Мы очутились друг против друга. Старик опешил и неподвижно смотрел на меня.
– Что такое случилось?
Он быстро и оторопело пробормотал:
– Вы чего народ морите?
Я удивленно поднял голову.
– Что такое? Мы – народ морим?! Откуда это ты, старик, выдумал? Народу у меня в больнице лежало много, – что же, из них кто-нибудь это сказал тебе?… Не может быть! Спросить многих можно, – мало ли у нас выздоровело! Рыков Иван, Артюшин, Кепанов, Филиппов… Все у меня в больнице лежали. Ты от них это слышал, это они говорили тебе? – настойчиво спросил я.
Старик странно морщился и дергал головою.
– Мы, господин, знаем… Мы всё-ё знаем!..
– Ну, нет, брат, погоди! Дело тут серьезное. Если знаешь, то толком и говори. Где мы народ морили, когда?… Господа, может быть, из вас кто-нибудь это скажет? – обратился я к окружающим.
Никто не ответил. Отовсюду смотрели чуждые, враждебно выжидающие глаза. Сзади вытягивались головы с нетерпеливо хмурившимися лицами. Ванька Ермолаев, закусив губу, с насмешливым любопытством следил за мною.
– Ну, хорошо, вот что! – решительно произнес я. – Пойдемте сейчас все вместе в барак, спросим тех, кто там лежит, что они скажут: делаем мы им какое худо или нет. Если что скажут против меня, – я в ответе.
– Да пойдем, чего там! Думаешь, боимся байрака твоего? – быстро сказал Ванька Ермолаев и двинулся с места.
– Пойдемте!
Толпа колыхнулась, и мы направились к бараку.
Я закурил папиросу и заговорил:
– Ведь вот, господа, пришли вы сюда, шумите… А из-за чего? Вы говорите, народ помирает. Ну, а рассудите сами, кто в этом виноват. Говорил я вам сколько раз: поосторожнее будьте с зеленью, не пейте сырой воды. Ведь кругом ходит зараза. Разорение вам какое, что ли, воду прокипятить? А поди ты вот, не хотите. А как схватит человека, – доктора виноваты. Вот у меня недавно один умер: шесть арбузов натощак съел! Ну скажите, кто тут виноват? Или вот с водкой: говорил я вам, не пейте водки, от нее слабеет желудок…

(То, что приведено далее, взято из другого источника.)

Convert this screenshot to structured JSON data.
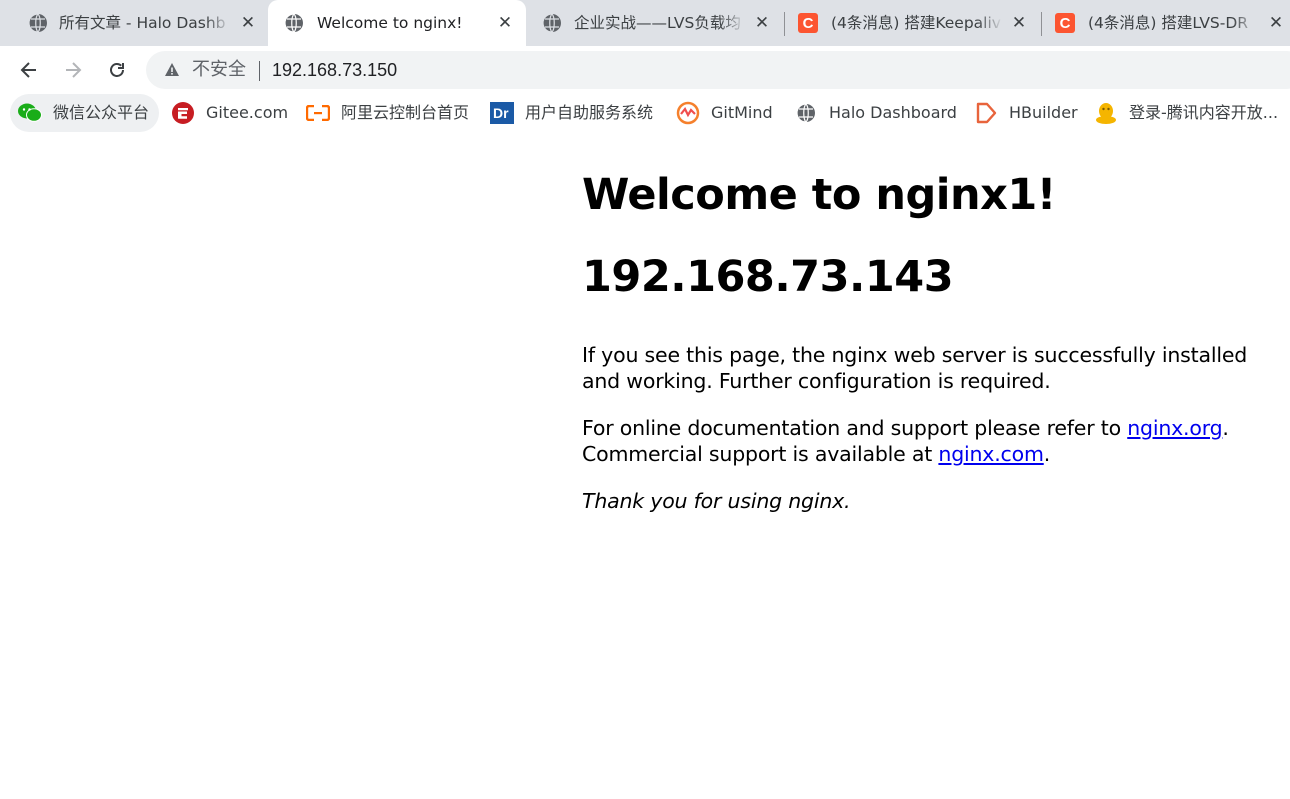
{
  "tabs": [
    {
      "title": "所有文章 - Halo Dashb",
      "favicon": "globe-icon",
      "active": false
    },
    {
      "title": "Welcome to nginx!",
      "favicon": "globe-icon",
      "active": true
    },
    {
      "title": "企业实战——LVS负载均",
      "favicon": "globe-icon",
      "active": false
    },
    {
      "title": "(4条消息) 搭建Keepaliv",
      "favicon": "csdn-icon",
      "active": false
    },
    {
      "title": "(4条消息) 搭建LVS-DR",
      "favicon": "csdn-icon",
      "active": false
    }
  ],
  "toolbar": {
    "security_label": "不安全",
    "url": "192.168.73.150"
  },
  "bookmarks": [
    {
      "label": "微信公众平台",
      "icon": "wechat-icon"
    },
    {
      "label": "Gitee.com",
      "icon": "gitee-icon"
    },
    {
      "label": "阿里云控制台首页",
      "icon": "aliyun-icon"
    },
    {
      "label": "用户自助服务系统",
      "icon": "drcom-icon"
    },
    {
      "label": "GitMind",
      "icon": "gitmind-icon"
    },
    {
      "label": "Halo Dashboard",
      "icon": "globe-icon"
    },
    {
      "label": "HBuilder",
      "icon": "hbuilder-icon"
    },
    {
      "label": "登录-腾讯内容开放...",
      "icon": "qq-penguin-icon"
    }
  ],
  "page": {
    "heading": "Welcome to nginx1!",
    "ip_heading": "192.168.73.143",
    "para1": "If you see this page, the nginx web server is successfully installed and working. Further configuration is required.",
    "para2_prefix": "For online documentation and support please refer to ",
    "link_org": "nginx.org",
    "para2_mid": ".",
    "para2_line2": "Commercial support is available at ",
    "link_com": "nginx.com",
    "para2_suffix": ".",
    "thanks": "Thank you for using nginx."
  },
  "colors": {
    "tabstrip": "#dee1e6",
    "link": "#0000ee",
    "csdn": "#fc5531"
  }
}
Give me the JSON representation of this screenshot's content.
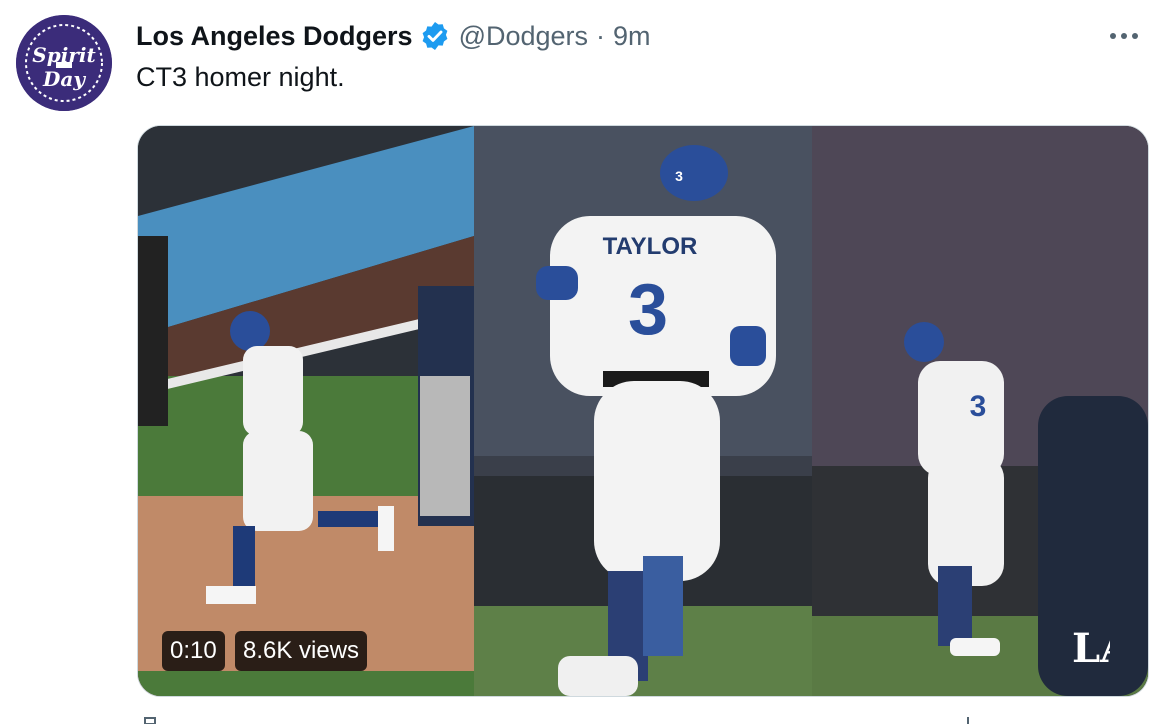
{
  "avatar": {
    "line1": "Spirit",
    "line2": "Day"
  },
  "tweet": {
    "display_name": "Los Angeles Dodgers",
    "handle": "@Dodgers",
    "separator": "·",
    "time": "9m",
    "text": "CT3 homer night."
  },
  "media": {
    "duration": "0:10",
    "views": "8.6K views",
    "jersey_name": "TAYLOR",
    "jersey_number": "3",
    "helmet_number": "3",
    "logo": "LA"
  },
  "colors": {
    "verified": "#1d9bf0",
    "avatar_bg": "#3b2c7a",
    "dodger_blue": "#2a4e9a",
    "grass": "#4b7a3a",
    "dirt": "#c08a68"
  },
  "icons": [
    "verified-badge-icon",
    "more-options-icon",
    "reply-icon",
    "share-icon"
  ]
}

– Нет, господин, вино не вредит! – вмешался шедший рядом мастеровой. – Она эту самую заразу убивает, она в пользу.
– В пользу? А вот приходите-ка в больницу после праздника: как настанет праздник, выпьет народ, так на другой день сразу вдвое больше больных; и эти всего легче помирают: вечером принесут его, а утром он уже богу душу отдает.
– И похмелиться не поспевши, го-го! – засмеялись в толпе.
– Чего смеетесь? Дурье! – строго остановил Ванька Ермолаев.
Вдали виднелся барак. Чтоб не беспокоить больных, я решил взять с собою только двух-трех человек, а остальных оставить ждать у барака.
Вдруг из-за угла мелочной лавки показался приземистый фабричный в длинной синей чуйке. Он, видимо, искал нас и, завидев толпу, побежал навстречу. Я живо помню его бледное лицо с низким лбом и огромною нижнею челюстью… Все произошло так быстро, как будто сверкнула молния. Толпа раздалась. Человек в чуйке молча скользнул по мне взглядом и вдруг, коротко и страшно сильно размахнувшись, ударил меня кулаком в лицо. У меня замутилось в глазах, я отшатнулся и схватился за голову. В ту же минуту второй удар обрушился мне на шею.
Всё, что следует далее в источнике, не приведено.